Posts filed under ‘Rebecca Wee’

What we are

Rebecca Wee

Listen

detritus, windburn, a lazy eye. filament, flux,
and implication. overabundance

of white, lamentation

duplicity laying claim. delirium
and water. deer soughing past

a woodpile. flicker of tongues, old eyes.
ice. a long moan running down the shore.

the ache and threat of want, the possibility of being ruined
by a breath. a glance.

a quick wind, a slamming door.

the wrong eyes at the window.

white birch, the moon’s stain. what wasn’t said
but took root nonetheless. that look you have when you shake off sleep and come back to me
(your mind working hard to unfold, quickly, quickly).

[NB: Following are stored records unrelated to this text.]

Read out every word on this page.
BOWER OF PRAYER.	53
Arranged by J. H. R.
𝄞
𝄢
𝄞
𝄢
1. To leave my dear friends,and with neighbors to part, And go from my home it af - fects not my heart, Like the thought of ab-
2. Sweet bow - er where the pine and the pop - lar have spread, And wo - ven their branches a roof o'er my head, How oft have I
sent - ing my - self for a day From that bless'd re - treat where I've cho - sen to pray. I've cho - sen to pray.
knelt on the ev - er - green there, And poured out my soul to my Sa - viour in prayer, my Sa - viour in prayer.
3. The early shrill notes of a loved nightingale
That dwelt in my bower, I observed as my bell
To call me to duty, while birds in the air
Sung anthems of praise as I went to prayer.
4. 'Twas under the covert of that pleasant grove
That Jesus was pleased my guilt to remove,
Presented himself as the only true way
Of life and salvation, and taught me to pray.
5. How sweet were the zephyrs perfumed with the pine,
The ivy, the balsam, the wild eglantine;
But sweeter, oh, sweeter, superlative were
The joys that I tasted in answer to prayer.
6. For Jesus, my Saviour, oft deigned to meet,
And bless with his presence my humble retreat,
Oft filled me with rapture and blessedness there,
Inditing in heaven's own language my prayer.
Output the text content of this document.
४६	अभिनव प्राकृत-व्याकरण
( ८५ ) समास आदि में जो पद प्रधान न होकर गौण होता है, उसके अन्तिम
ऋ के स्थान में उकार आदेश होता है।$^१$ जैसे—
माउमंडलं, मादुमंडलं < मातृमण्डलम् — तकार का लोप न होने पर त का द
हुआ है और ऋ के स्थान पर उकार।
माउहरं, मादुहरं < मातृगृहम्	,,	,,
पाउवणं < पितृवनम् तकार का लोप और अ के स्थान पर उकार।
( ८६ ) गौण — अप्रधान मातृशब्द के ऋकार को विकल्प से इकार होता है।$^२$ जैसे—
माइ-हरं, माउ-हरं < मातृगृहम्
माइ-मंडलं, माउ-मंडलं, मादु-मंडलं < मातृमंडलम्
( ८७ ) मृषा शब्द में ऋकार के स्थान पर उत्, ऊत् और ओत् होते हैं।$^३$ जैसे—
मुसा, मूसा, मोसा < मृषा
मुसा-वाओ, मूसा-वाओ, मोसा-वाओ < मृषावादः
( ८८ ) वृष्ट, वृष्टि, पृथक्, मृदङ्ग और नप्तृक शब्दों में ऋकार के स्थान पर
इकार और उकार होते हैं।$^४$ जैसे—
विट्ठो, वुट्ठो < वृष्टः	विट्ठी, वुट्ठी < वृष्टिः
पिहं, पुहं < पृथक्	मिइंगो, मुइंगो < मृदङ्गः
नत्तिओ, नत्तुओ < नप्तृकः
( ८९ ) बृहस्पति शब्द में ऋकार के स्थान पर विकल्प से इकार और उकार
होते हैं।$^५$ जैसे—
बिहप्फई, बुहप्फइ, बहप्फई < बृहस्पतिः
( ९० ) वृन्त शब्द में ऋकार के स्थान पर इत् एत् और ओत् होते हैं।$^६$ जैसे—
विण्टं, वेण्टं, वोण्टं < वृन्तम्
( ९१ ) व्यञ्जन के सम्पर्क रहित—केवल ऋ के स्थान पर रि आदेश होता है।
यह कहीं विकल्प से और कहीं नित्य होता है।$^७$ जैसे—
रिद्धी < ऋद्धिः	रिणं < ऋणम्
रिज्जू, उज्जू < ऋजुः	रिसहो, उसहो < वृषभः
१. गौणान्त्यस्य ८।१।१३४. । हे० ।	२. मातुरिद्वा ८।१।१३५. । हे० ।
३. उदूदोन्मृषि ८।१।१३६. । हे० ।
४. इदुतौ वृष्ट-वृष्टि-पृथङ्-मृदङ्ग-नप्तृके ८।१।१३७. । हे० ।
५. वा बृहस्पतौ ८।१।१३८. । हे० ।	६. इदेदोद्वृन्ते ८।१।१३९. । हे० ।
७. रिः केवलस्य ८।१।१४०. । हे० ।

desire and stupor. history. this.
tracks through snow, leading out.

A debris poem, a collage of exquisite scraps. The gathered chaff from a the threshing floor of a book. Adrienne Rich writes: “Interior monologue of the poet: / the notes for the poem are the only poem / the mind collecting, devouring / all these destructibles”. This poem has that same collected, impressionist quality – there are some beautiful phrases here (I love “the wrong eyes at the window”) – but more than that there is the sense of images placed together very carefully, very delicately, like a house of beautiful cards.

Rebecca Wee won the Hayden Carruth Award in 2000 for Uncertain Grace (Copper Canyon Press 2001) which is where today’s poem is taken from.